As is evident from this enviable team of young talent, after 18 years in Ireland, Palussiere’s then relatively low-key training career charted a markedly different course when he “happened to meet Con”.

“I started out in racing in Marseille with Christian Scandella but when I decided I wanted to see a bit of the world Ireland was the first choice,” says Palussiere.

It transpired to be a good choice as it was at the Aga Khan’s Gilltown Stud that he met his wife Liz, who has played an important role not just in his home life but also in the pre-training business they ran before the five years with a training licence, first based on the Curragh and later in Tipperary.

He continues, “Initially I was only planning to be [in Ireland] for six months but I ended up staying 18 years. I got a job with the Aga Khan breaking yearlings. I was there during what were to me the best years—Sinndar, Daylami, all those champions.”

A four-year stint with the Aga Khan led Palussiere to a job running Mick Halford’s second yard on the Curragh and continuing in his breaking role before going out on his own and notching his first winner as a trainer in 2008 when Deputy Consort saluted at Limerick in Liz’s colours. Greater success would come that same year via the Grade 3-winning hurdler Tramp Stamp (Ire) but Palussiere decided to call time on his lengthy sojourn overseas as the realities of the economic downturn started to be felt by many in Irish racing.

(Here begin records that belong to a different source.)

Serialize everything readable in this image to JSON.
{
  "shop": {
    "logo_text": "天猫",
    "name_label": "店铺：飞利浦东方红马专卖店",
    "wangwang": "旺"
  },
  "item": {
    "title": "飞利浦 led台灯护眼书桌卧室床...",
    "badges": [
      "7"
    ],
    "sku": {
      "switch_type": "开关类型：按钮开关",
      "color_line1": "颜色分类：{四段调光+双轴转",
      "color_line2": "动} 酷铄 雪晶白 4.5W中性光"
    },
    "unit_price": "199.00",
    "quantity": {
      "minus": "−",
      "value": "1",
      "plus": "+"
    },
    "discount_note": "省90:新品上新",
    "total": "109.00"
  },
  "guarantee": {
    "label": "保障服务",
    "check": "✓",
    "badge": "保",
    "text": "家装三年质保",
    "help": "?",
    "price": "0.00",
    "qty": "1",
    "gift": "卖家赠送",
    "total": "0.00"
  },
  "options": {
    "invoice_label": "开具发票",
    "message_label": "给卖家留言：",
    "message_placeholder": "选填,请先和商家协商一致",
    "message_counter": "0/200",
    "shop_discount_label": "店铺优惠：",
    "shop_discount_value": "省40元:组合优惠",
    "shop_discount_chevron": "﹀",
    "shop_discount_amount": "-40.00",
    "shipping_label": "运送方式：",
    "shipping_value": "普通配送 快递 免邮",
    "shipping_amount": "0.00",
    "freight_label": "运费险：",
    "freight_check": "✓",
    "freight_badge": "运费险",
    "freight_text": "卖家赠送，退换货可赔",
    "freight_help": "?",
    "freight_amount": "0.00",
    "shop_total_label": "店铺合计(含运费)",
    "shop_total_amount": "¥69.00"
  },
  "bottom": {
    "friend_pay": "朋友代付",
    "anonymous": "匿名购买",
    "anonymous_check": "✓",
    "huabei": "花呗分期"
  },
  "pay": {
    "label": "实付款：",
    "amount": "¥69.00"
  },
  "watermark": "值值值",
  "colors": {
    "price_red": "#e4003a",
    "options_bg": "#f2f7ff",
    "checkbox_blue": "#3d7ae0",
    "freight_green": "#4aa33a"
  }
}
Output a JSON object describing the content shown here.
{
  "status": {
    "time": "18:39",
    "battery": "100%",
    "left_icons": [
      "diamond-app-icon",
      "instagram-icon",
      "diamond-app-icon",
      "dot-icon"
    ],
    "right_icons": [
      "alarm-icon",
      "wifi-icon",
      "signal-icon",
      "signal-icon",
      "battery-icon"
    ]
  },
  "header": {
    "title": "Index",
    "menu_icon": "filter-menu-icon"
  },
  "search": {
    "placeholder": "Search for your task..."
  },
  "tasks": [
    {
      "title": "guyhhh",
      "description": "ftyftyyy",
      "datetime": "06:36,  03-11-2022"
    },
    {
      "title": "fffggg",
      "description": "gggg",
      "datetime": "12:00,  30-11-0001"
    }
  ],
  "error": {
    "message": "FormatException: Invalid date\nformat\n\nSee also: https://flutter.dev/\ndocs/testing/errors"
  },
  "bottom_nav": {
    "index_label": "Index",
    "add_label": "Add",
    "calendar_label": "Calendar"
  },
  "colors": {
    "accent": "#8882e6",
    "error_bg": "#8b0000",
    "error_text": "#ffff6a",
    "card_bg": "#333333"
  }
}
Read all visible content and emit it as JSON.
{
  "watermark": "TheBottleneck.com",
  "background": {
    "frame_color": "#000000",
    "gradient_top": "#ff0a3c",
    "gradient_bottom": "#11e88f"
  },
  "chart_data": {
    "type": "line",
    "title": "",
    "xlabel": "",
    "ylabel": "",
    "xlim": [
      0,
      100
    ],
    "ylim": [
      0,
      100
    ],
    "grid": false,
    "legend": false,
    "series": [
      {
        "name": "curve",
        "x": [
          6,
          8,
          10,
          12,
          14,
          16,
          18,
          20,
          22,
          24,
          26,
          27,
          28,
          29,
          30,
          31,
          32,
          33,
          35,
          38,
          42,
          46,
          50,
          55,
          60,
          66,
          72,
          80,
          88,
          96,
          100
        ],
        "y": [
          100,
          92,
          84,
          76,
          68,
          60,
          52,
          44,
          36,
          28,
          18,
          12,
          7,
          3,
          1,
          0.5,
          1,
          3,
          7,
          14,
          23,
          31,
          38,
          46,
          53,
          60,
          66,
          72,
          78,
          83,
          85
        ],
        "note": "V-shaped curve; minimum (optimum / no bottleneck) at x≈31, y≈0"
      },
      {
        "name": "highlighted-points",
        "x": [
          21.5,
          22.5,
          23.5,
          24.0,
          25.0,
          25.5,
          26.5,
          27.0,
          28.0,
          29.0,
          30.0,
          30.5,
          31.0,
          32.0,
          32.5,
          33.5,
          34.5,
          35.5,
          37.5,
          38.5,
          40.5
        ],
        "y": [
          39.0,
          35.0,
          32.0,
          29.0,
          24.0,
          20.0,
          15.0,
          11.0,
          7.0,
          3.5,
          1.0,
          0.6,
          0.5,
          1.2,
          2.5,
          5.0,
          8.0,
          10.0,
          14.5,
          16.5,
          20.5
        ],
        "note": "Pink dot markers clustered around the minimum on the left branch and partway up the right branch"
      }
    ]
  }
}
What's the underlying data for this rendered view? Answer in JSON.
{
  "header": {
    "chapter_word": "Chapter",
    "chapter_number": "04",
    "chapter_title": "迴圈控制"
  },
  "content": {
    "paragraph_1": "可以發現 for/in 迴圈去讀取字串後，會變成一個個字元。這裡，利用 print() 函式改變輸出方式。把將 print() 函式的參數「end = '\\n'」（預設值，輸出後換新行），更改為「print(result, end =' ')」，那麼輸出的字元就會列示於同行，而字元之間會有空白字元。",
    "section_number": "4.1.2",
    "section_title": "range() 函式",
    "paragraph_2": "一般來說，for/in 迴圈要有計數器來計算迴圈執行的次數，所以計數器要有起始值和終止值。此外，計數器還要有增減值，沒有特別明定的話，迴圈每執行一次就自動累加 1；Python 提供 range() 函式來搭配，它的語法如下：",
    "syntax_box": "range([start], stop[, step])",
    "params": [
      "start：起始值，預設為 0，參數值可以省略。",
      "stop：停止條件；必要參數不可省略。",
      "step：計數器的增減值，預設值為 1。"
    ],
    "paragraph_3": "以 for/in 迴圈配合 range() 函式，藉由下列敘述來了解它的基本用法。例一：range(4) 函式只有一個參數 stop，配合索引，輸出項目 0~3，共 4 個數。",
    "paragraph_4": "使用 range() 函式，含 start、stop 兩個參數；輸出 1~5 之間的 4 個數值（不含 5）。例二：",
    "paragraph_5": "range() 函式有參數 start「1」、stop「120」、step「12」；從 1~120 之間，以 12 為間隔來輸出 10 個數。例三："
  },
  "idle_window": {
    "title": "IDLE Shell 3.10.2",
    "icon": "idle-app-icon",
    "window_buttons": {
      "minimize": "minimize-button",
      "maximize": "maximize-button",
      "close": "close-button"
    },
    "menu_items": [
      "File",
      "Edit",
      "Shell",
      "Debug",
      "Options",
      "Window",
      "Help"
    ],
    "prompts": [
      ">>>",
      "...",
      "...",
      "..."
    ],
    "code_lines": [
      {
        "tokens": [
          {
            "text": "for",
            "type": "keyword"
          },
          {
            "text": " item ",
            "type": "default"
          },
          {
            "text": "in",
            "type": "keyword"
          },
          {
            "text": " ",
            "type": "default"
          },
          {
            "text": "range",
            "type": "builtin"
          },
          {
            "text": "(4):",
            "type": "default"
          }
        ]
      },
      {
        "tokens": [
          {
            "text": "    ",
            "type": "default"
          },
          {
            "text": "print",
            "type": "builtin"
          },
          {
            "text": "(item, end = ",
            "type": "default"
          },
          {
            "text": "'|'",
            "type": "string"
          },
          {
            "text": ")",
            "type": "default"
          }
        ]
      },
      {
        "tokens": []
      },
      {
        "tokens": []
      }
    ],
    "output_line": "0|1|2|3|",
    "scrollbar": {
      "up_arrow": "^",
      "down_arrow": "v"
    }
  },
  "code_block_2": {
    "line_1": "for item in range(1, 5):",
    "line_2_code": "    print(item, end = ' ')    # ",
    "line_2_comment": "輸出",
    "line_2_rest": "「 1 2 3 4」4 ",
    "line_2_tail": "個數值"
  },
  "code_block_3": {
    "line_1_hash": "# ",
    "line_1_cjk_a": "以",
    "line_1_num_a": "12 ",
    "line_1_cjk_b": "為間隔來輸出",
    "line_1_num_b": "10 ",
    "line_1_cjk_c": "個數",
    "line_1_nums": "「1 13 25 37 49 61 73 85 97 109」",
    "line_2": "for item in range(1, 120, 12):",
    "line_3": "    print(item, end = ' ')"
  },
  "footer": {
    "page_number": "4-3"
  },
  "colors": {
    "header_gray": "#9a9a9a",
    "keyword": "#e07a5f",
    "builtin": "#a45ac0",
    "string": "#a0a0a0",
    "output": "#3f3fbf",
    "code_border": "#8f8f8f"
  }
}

“I had a mix of jumps and flat horses and we had some success but then the economic crisis came along and I decided it was time to return to France,” he says. “I knew Con through the ponies—both our children were involved in showing and I’d see him every other week. When he learned that I was moving back to France he suggested we work together and that’s where it all started. Without himself and Theresa I wouldn’t be where I am, there’s no doubt. I’m very pleased to be working with them. I have to tip my hat to Con. He loves the game and he’s not afraid to gamble. He buys very well and this year’s [2-year-olds] are better than last year’s but the sales were bad. That suits me because they are coming this way, and that explains the success we have here.”

Palussiere admits that he took time to adjust to being back at home. “Obviously I am French but I was so young when I left France that I haven’t been taught in the French ways,” he says.

He’s clearly been well taught in the ways of Irish horsemanship and is backed up in Maisons-Laffitte by a team of riders from his former adopted home who together have already put 31 French winners on the board this season.

“We have a load of top-class people down there and they are doing a great job,” says Marnane, who makes regular trips from Tipperary to Paris to see the horses.

“It was a horrendously bad year this year at the sales. I don’t know what went wrong. We’re selling more winners than anyone else and we’ve even had a Classic winner this year [Teppal].”

That bad year in the ring is already translating into a good year on the racecourse, however, and the Marnane and Palussiere families will be returning to Berkshire with their enhanced team in the hope of adding at least one more Royal Ascot victory to the roll of honour.

Reflecting on his first taste of success at the meeting, Palussiere says, “It was amazing, it’s something I’ll never forget. I don’t tend to be nervous—you go there and you’re hoping that you’ll run well but you never dream that will happen. But there we were there with all Con’s friends from Tipperary and we all started dancing. That never happens on a racecourse in France, and not really in England, except perhaps at Cheltenham. Let’s hope we’ll all be dancing again this year.”